With the ultra-fast development of personal portable electronic devices, it is important to explore new die attach film (DAF) materials in the limited mounting area and height in order to meet the requirements of a high packaging density and a high operating speed. Graphene-based epoxy nanocomposites are becoming one of the most promising candidates for the next generation of DAFs combining the ultra-high thermal conductivity of graphene, and ultra-strong adhesion of epoxy polymers. However, poor dispersion and weak interfacial connections, due to the overly smooth surface of graphene nanosheets, are still pressing issues that limit their industrial applications. Additionally, pristine graphene nanosheets have only a small effect on improving the glass transition temperature (T_g) of epoxy composites to meet the requirements of DAFs.
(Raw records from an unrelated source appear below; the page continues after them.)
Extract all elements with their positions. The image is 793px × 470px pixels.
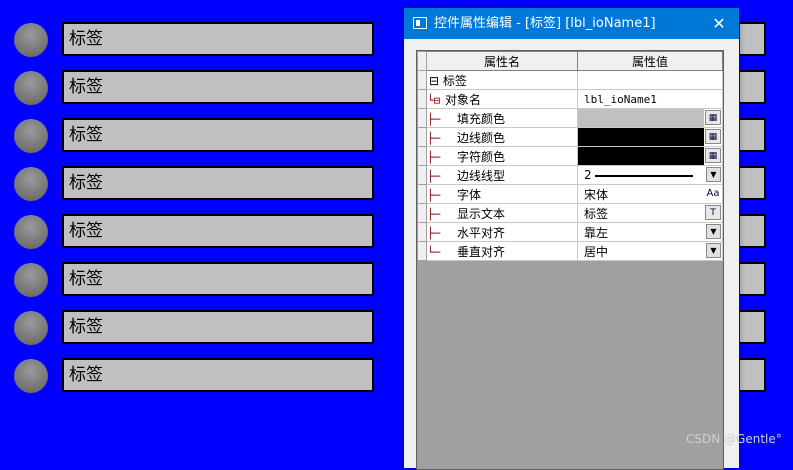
property-table: 属性名 属性值 ⊟ 标签 └⊟ 对象名 lbl_ioName1 ├─ 填充颜色 ▦	[417, 51, 723, 261]
table-row[interactable]: └─ 垂直对齐 居中 ▼	[417, 241, 723, 261]
font-picker-icon[interactable]: Aa	[705, 186, 721, 201]
prop-name: 对象名	[445, 92, 482, 107]
tree-line: ├─	[427, 131, 441, 145]
indicator-light[interactable]	[14, 215, 48, 249]
prop-value-dropdown[interactable]: 居中 ▼	[577, 241, 723, 261]
table-row[interactable]: ├─ 水平对齐 靠左 ▼	[417, 222, 723, 242]
chevron-down-icon[interactable]: ▼	[706, 167, 721, 182]
indicator-light[interactable]	[14, 23, 48, 57]
indicator-light[interactable]	[14, 119, 48, 153]
tree-line: ├─	[427, 226, 441, 240]
text-edit-icon[interactable]: T	[705, 205, 721, 220]
label-widget-edge[interactable]	[740, 358, 766, 392]
prop-value-dropdown[interactable]: 靠左 ▼	[577, 222, 723, 242]
property-grid: 属性名 属性值 ⊟ 标签 └⊟ 对象名 lbl_ioName1 ├─ 填充颜色 ▦	[416, 50, 724, 470]
canvas: 标签 标签 标签 标签 标签 标签 标签 标签 控件属性编辑 - [标签] [l…	[0, 0, 793, 470]
prop-name: 边线颜色	[457, 130, 506, 145]
table-row[interactable]: ├─ 字体 宋体 Aa	[417, 184, 723, 204]
tree-line: └─	[427, 245, 441, 259]
label-widget[interactable]: 标签	[62, 166, 374, 200]
table-row[interactable]: ⊟ 标签	[417, 70, 723, 90]
label-widget[interactable]: 标签	[62, 310, 374, 344]
table-row[interactable]: ├─ 边线颜色 ▦	[417, 127, 723, 147]
gutter-header	[417, 51, 427, 71]
property-editor-dialog: 控件属性编辑 - [标签] [lbl_ioName1] ✕ 属性名 属性值 ⊟ …	[404, 8, 739, 470]
label-widget[interactable]: 标签	[62, 262, 374, 296]
label-widget-edge[interactable]	[740, 262, 766, 296]
prop-name: 字符颜色	[457, 149, 506, 164]
tree-line: ├─	[427, 169, 441, 183]
color-swatch	[578, 128, 704, 146]
chevron-down-icon[interactable]: ▼	[706, 243, 721, 258]
color-picker-icon[interactable]: ▦	[705, 110, 721, 125]
indicator-light[interactable]	[14, 71, 48, 105]
prop-value-dropdown[interactable]: 2 ▼	[577, 165, 723, 185]
indicator-light[interactable]	[14, 263, 48, 297]
prop-name: 垂直对齐	[457, 244, 506, 259]
prop-name: 填充颜色	[457, 111, 506, 126]
tree-line: ├─	[427, 207, 441, 221]
label-widget-edge[interactable]	[740, 70, 766, 104]
column-header-value[interactable]: 属性值	[577, 51, 723, 71]
prop-value-text[interactable]: 标签 T	[577, 203, 723, 223]
tree-line: ├─	[427, 150, 441, 164]
color-picker-icon[interactable]: ▦	[705, 129, 721, 144]
table-row[interactable]: ├─ 填充颜色 ▦	[417, 108, 723, 128]
label-widget-edge[interactable]	[740, 166, 766, 200]
color-swatch	[578, 147, 704, 165]
indicator-light[interactable]	[14, 359, 48, 393]
label-widget[interactable]: 标签	[62, 118, 374, 152]
color-picker-icon[interactable]: ▦	[705, 148, 721, 163]
prop-name: 显示文本	[457, 206, 506, 221]
table-row[interactable]: └⊟ 对象名 lbl_ioName1	[417, 89, 723, 109]
prop-name: 字体	[457, 187, 482, 202]
label-widget-edge[interactable]	[740, 118, 766, 152]
column-header-name[interactable]: 属性名	[426, 51, 578, 71]
label-widget[interactable]: 标签	[62, 358, 374, 392]
label-widget[interactable]: 标签	[62, 70, 374, 104]
prop-name: 水平对齐	[457, 225, 506, 240]
line-preview	[594, 174, 693, 177]
label-widget-edge[interactable]	[740, 214, 766, 248]
label-widget[interactable]: 标签	[62, 22, 374, 56]
table-row[interactable]: ├─ 字符颜色 ▦	[417, 146, 723, 166]
tree-line: ├─	[427, 112, 441, 126]
prop-value-color[interactable]: ▦	[577, 146, 723, 166]
dialog-title: 控件属性编辑 - [标签] [lbl_ioName1]	[434, 16, 656, 31]
label-widget[interactable]: 标签	[62, 214, 374, 248]
prop-value-input[interactable]: lbl_ioName1	[577, 89, 723, 109]
dialog-titlebar[interactable]: 控件属性编辑 - [标签] [lbl_ioName1] ✕	[404, 8, 739, 39]
prop-name: 边线线型	[457, 168, 506, 183]
window-icon	[413, 17, 427, 29]
tree-line: └⊟	[427, 93, 441, 107]
label-widget-edge[interactable]	[740, 310, 766, 344]
indicator-light[interactable]	[14, 311, 48, 345]
prop-value-font[interactable]: 宋体 Aa	[577, 184, 723, 204]
label-widget-edge[interactable]	[740, 22, 766, 56]
tree-line: ├─	[427, 188, 441, 202]
color-swatch	[578, 109, 704, 127]
table-row[interactable]: ├─ 边线线型 2 ▼	[417, 165, 723, 185]
prop-value-color[interactable]: ▦	[577, 108, 723, 128]
indicator-light[interactable]	[14, 167, 48, 201]
table-row[interactable]: ├─ 显示文本 标签 T	[417, 203, 723, 223]
close-button[interactable]: ✕	[703, 8, 735, 39]
group-node[interactable]: ⊟ 标签	[426, 70, 578, 90]
table-header: 属性名 属性值	[417, 51, 723, 71]
watermark: CSDN @Gentle°	[686, 432, 782, 446]
chevron-down-icon[interactable]: ▼	[706, 224, 721, 239]
prop-value-color[interactable]: ▦	[577, 127, 723, 147]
In this work, melamine-functionalized graphene is synthesized by using a nondestructive ball milling process, which results in greater dispersion and enhancement of the interfacial connections between graphene and epoxy resins demonstrated by both experimental and simulation results. In particular, the aromatic triazine rings of melamine increase T_g in the cured resin, thus improving the thermal stability of DAFs. The melamine–graphene (M–G) epoxy nanocomposites synthesized have a high T_g of 172 °C and an out-of-plane thermal conductivity of 1.08 W m⁻¹ K⁻¹ at 10 wt% loading. This is 6.4 multiples higher than that of neat epoxy. Moreover, M–G epoxy nanocomposites exhibit superb thermal stability, an effective low coefficient of thermal expansion (CTE), low moisture adsorption, and a useful high electrical resistivity. In the DAF performance test, involving experimentation and modeling, the samples present a better cooling capability and heat dissipation. This supports the idea that our findings have potential to be applied in the next generation of DAFs for high-power and high-density 3D packaging.